First, we looked to optimize existing mechanisms for investing in solutions.  The Small Business Innovation Research (SBIR) program is a highly competitive, awards-based program developed to provide funding for domestic small businesses to meet Federal research and development needs. With a few offerings each year, SBIR publishes solicitation topics that contain innovation opportunities and opens a window for small businesses to submit proposals to these topics. At the close of each window, the program evaluates the proposals and provides funding to companies based on technical merit, feasibility, and commercial potential of their submissions. 


Both organizations had previously used SBIR to fund their solutions but noticed several “barriers to entry” for solution providers that made the program inefficient. They began adapting the Small Business Innovation Research (SBIR) program through AFWERX’s “open innovation special topics” solicitation and the U.S. Navy’s Accelerated Delivery and Acquisition of Prototype Technologies pilot. Both take an improved approach to funding awards, accelerating decision timelines, and minimizing application requirements and proposal processes. 


To further maximize the utility of SBIR, we merely needed to grease the wheel, not reinvent it. BMNT curated problems to refine each organization’s SBIR solicitations then vetted and engaged solution providers to connect their solutions to the relevant SBIR topics.

Here are some preliminary results of BMNT’s engagement:


1. Sitscape developed a solution that could help an Air Force operations center improve mission planning for intelligence, surveillance, and reconnaissance (ISR) flights, preventing future mission failure and greatly reducing time spent tracking flights. 

  • The ops center and AFWERX awarded Sitscape a $1.5M SBIR contract in three months – conservatively four times faster than traditional contracting processes.

2. Dash Systems and Elroy Air developed solutions to help the Air Force improve their airdrop missions when recovering personnel from uncertain or hostile environments.

  • $3.75M total was awarded cumulatively through two SBIR phases for this work

3. For the first 2020 SBIR offering, we conducted targeted outreach to over 500 potential applicants for topics related to improving the rate of scheduled fleet maintenance, from 40%, for the US Navy’s 293 ships at Navy depots and shipyards. 

  • Funding will be awarded in February 2020
  • Awarded solutions will improve fleet readiness, decreasing risk to sailors and marines without the support of their full fleet 


Still, investing in the right technologies is not enough to solve a critical problem.
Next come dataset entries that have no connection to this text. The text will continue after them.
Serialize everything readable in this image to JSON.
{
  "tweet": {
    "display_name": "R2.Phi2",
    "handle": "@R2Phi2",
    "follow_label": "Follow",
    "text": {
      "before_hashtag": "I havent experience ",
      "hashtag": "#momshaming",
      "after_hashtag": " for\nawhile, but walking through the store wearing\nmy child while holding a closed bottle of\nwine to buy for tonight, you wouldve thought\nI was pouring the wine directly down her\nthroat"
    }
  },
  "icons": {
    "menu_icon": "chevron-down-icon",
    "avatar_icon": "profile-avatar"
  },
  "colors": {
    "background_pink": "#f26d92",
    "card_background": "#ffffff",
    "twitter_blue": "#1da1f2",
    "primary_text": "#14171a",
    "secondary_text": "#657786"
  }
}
Also needed is a way to quickly transition those technologies for everyday use into an organization. 


BMNT will connect the identified technologies to key stakeholders whose acquisition programs would be logical homes for the solutions. Engaging the keepers of the keys to the program kingdom will speed the transition process and ensure the solutions get into the hands of those who need it most – the mission-driven workforce – rather than getting caught up in the lengthy DoD acquisition process.


Thanks to the great work of their mission-driven entrepreneurs, ONR and AFWERX continue to transform their enterprises and anticipate an increasing number of solutions being ready for investment and implementation in 2020. Powered by H4X®, both organizations are prepared to build, invest in, and adopt solutions, demonstrating a foundational principle of the Innovation Pipeline: Aligning a curated problem to relevant technology, an applicable funding mechanism, and a plan for adoption accelerates mission achievement.